A Pulsic product story
Edited by the Electronicstalk editorial team Apr 27, 2006

Pulsic has launched its advanced placement technology with the roll out of the latest version of Lyric 4-10.

Pulsic, the EDA company that delivers shape-based, IC physical design solutions for analogue, mixed-signal and custom digital designs, has launched its advanced placement technology with the roll out of the latest version of Lyric 4-10.

High volume IC design is a highly specialist arena where yield, area and performance are key commercial priorities.

Pulsic's products collectively provide the most comprehensive and focused solution for the physical design of constraint critical devices.

In Lyric 4-10, placement technology is enhanced in a number of ways to accommodate the special needs of these designs; in particular, for irregular sized cells and cell clustering.

This cluster placement method enables logically coupled cells to be identified and clustered together in the final layout.

This enables the matching of characteristics between repeated sections and a tight control of performance characteristics.

Major new features of Lyric 4-10 include: advanced placement, row compaction, bias by area and pattern tidy.

The advanced placement features incorporate the ability to place all devices within any logical group tightly together ("clusters") and also to place groups of groups together ("cluster of clusters").

This is especially useful in mixed-signal and custom digital designs, where hierarchical clustering placement is often required when physically implementing a part-flattened or fully flattened design, so that all the devices are geometrically placed according to their instance hierarchy.

The ability to handle such design driven requirements is a unique feature in current automatic placement technology.

Hierarchical clustering can be derived seamlessly from the schematic into Lyric 4-10, or the tool can automatically deduce the hierarchy from the complete cell instance information.

Another feature incorporated into the new advanced placement bundle is the ability to handle double-height cells.

For digital designs, where there are abutting rows of regular devices, the placement engine can now handle double height cells (ie twice the placement row height of regular devices) alongside regular sized cells, simultaneously.

The placer can also optimise the space neighbouring the double height cells to help regular devices achieve the most compact and efficient designs.

Row compaction allows the tool to adjust spacing between rows of cells so that the area is minimised and the design is routable.

This is particularly useful in designs with few metal layers and extreme aspect ratios, something common in the memory and imaging markets.

Bias by area allows routing to be constrained and biased in a certain direction within a specified area.
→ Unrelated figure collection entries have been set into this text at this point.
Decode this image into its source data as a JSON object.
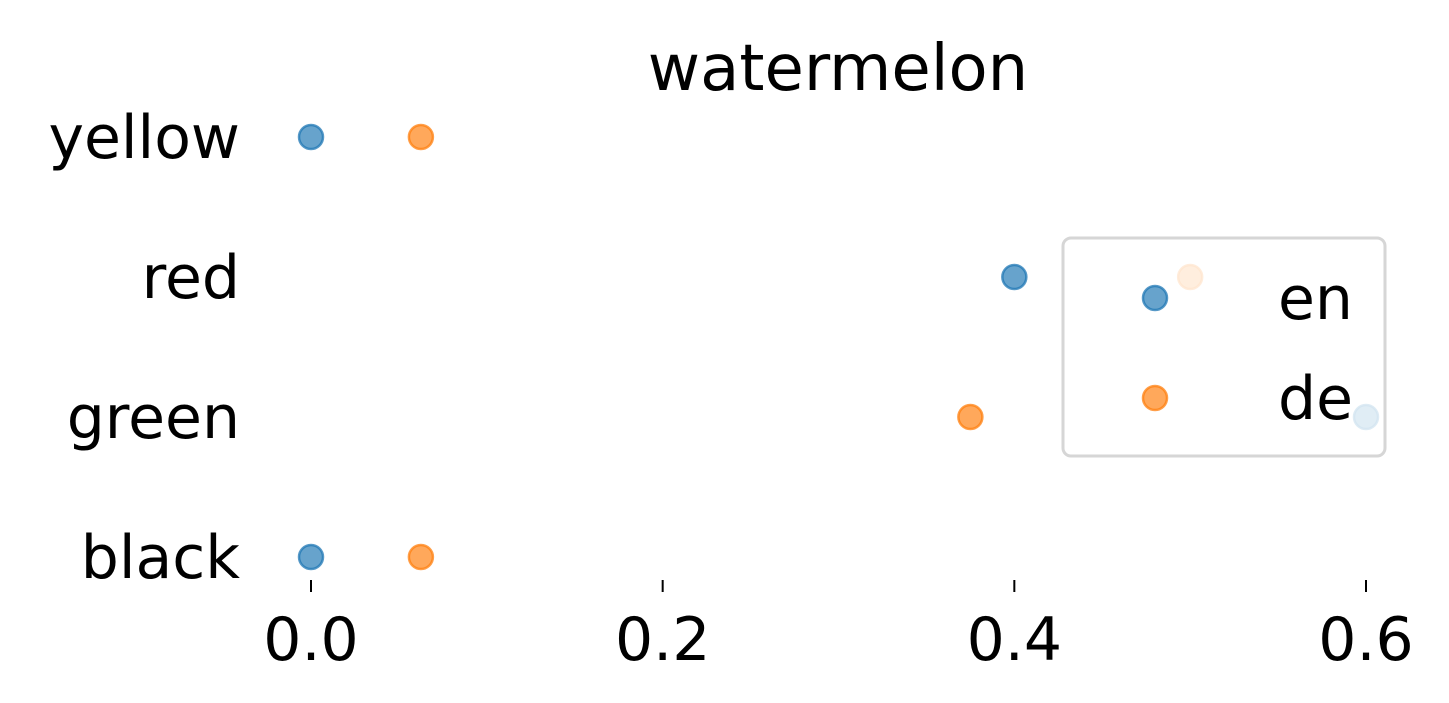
{
  "chart_data": {
    "type": "scatter",
    "title": "watermelon",
    "xlabel": "",
    "ylabel": "",
    "categories": [
      "yellow",
      "red",
      "green",
      "black"
    ],
    "x_ticks": [
      0.0,
      0.2,
      0.4,
      0.6
    ],
    "x_tick_labels": [
      "0.0",
      "0.2",
      "0.4",
      "0.6"
    ],
    "xlim": [
      -0.01,
      0.62
    ],
    "grid": false,
    "legend_position": "right",
    "series": [
      {
        "name": "en",
        "color": "#1f77b4",
        "values": [
          0.0,
          0.4,
          0.6,
          0.0
        ]
      },
      {
        "name": "de",
        "color": "#ff7f0e",
        "values": [
          0.0625,
          0.5,
          0.375,
          0.0625
        ]
      }
    ]
  }
}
This means areas can have a horizontal bias, while other areas have a vertical bias.

This feature allows users to deliver the smallest areas when working with a limited number of layers, as is common in memory and other cost sensitive products.

The pattern tidy feature enables powerful pattern improvement in existing wiring, using either the built in pattern set or a set provided by the user.

It can be used to improve yield by removing poor routing patterns or freeing space, so higher density designs can be achieved.

Mark Waller, VP Engineering, stated: "Version 4-10 builds on our successful shape-based tool set and continues to deliver critical benefits for high-volume device designers".

"These features are all customer driven and we are able to satisfy these requirements by rapidly adapting to their methodologies and design flows".